« Un printemps sous les bombes » : le récit de l’écrivain-voyageur Damien Castera en Ukraine
Kharkiv, en Ukraine , 89e jour de guerre. Avenues désertes, commerces barricadés, fracas des bombes, on est loin du printemps fleuri de la capitale. La ville est en état de siège depuis le début de la guerre. Plus de 140 obus par jour au plus fort des combats. À Kharkiv, la mort est en embuscade. Les quartiers Nord de Saltivka ressemblent à un immense cimetière de pierre. Pourtant, comme à Kyiv deux mois plus tôt, lʼarmée ukrainienne a entamé avec succès sa contre-offensive. Les russes reculent mais les bombardements demeurent.

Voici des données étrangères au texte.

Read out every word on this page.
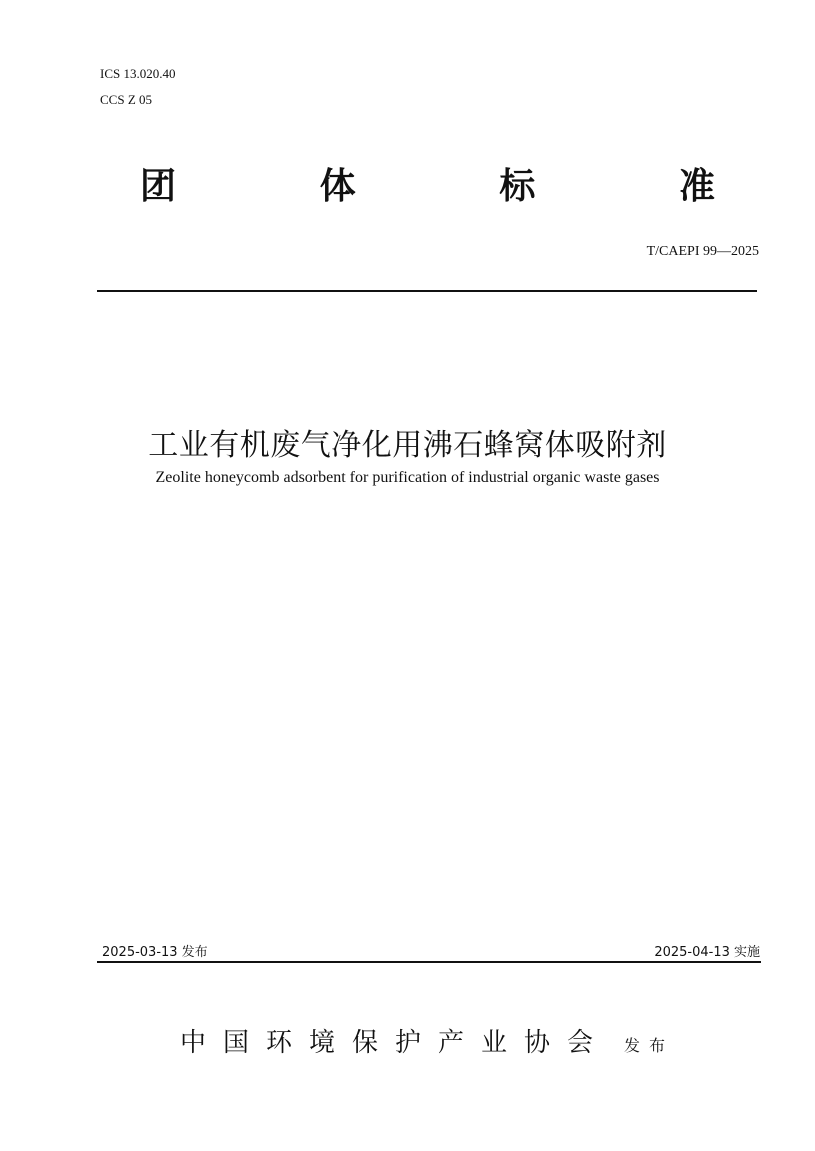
ICS 13.020.40
CCS Z 05
团	体	标	准
T/CAEPI 99—2025
工业有机废气净化用沸石蜂窝体吸附剂
Zeolite honeycomb adsorbent for purification of industrial organic waste gases
2025-03-13 发布	2025-04-13 实施
中国环境保护产业协会 发布
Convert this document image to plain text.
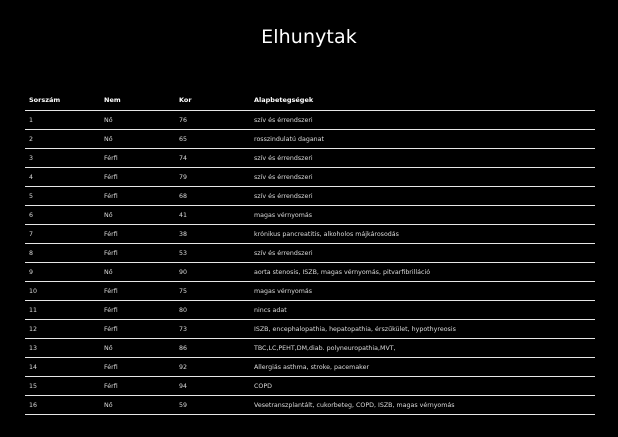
Elhunytak
Sorszám	Nem	Kor	Alapbetegségek
1	Nő	76	szív és érrendszeri
2	Nő	65	rosszindulatú daganat
3	Férfi	74	szív és érrendszeri
4	Férfi	79	szív és érrendszeri
5	Férfi	68	szív és érrendszeri
6	Nő	41	magas vérnyomás
7	Férfi	38	krónikus pancreatitis, alkoholos májkárosodás
8	Férfi	53	szív és érrendszeri
9	Nő	90	aorta stenosis, ISZB, magas vérnyomás, pitvarfibrilláció
10	Férfi	75	magas vérnyomás
11	Férfi	80	nincs adat
12	Férfi	73	ISZB, encephalopathia, hepatopathia, érszűkület, hypothyreosis
13	Nő	86	TBC,LC,PEHT,DM,diab. polyneuropathia,MVT,
14	Férfi	92	Allergiás asthma, stroke, pacemaker
15	Férfi	94	COPD
16	Nő	59	Vesetranszplantált, cukorbeteg, COPD, ISZB, magas vérnyomás
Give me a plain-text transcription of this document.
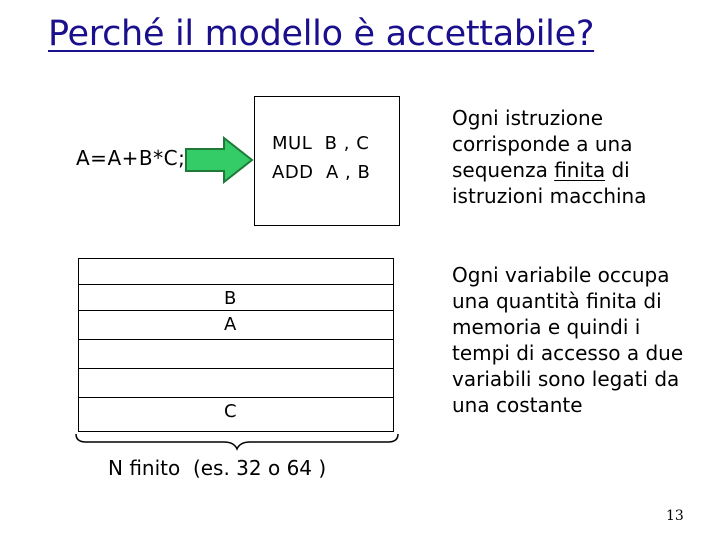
Perché il modello è accettabile?
A=A+B*C;
MUL  B , C
ADD  A , B
Ogni istruzione
corrisponde a una
sequenza finita di
istruzioni macchina
B
A
C
N finito  (es. 32 o 64 )
Ogni variabile occupa
una quantità finita di
memoria e quindi i
tempi di accesso a due
variabili sono legati da
una costante
13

Peu à peu, les habitants sortent des caves où ils se sont abrités de la mort venue du ciel. Le teint blafard et les joues creusées, ils goûtent la joie du grand air retrouvé. Lʼétau russe se desserre, il est temps de panser les plaies.
Les villages se meurent
Agenouillé sur la chaussée, Pavel vérifie lʼétat de ses pneus. Aucun éclat dʼobus dans la membrane, seulement quelques trous dans la carrosserie et une jolie fente sur le pare-brise. « Aujourdʼhui, il va falloir rouler à fond pour éviter les tirs d'artillerie ! On y va, on fait le boulot et on rentre sans traîner. » Pavel est éleveur de chiens et garde forestier. Pendant que les hommes sʼentretuent, il risque sa vie pour sauver les bêtes. Depuis les premiers jours de guerre, il resquille dans la zone grise, entre les lignes des deux armées, et passe au crible les villages pour récupérer les chiens abandonnés.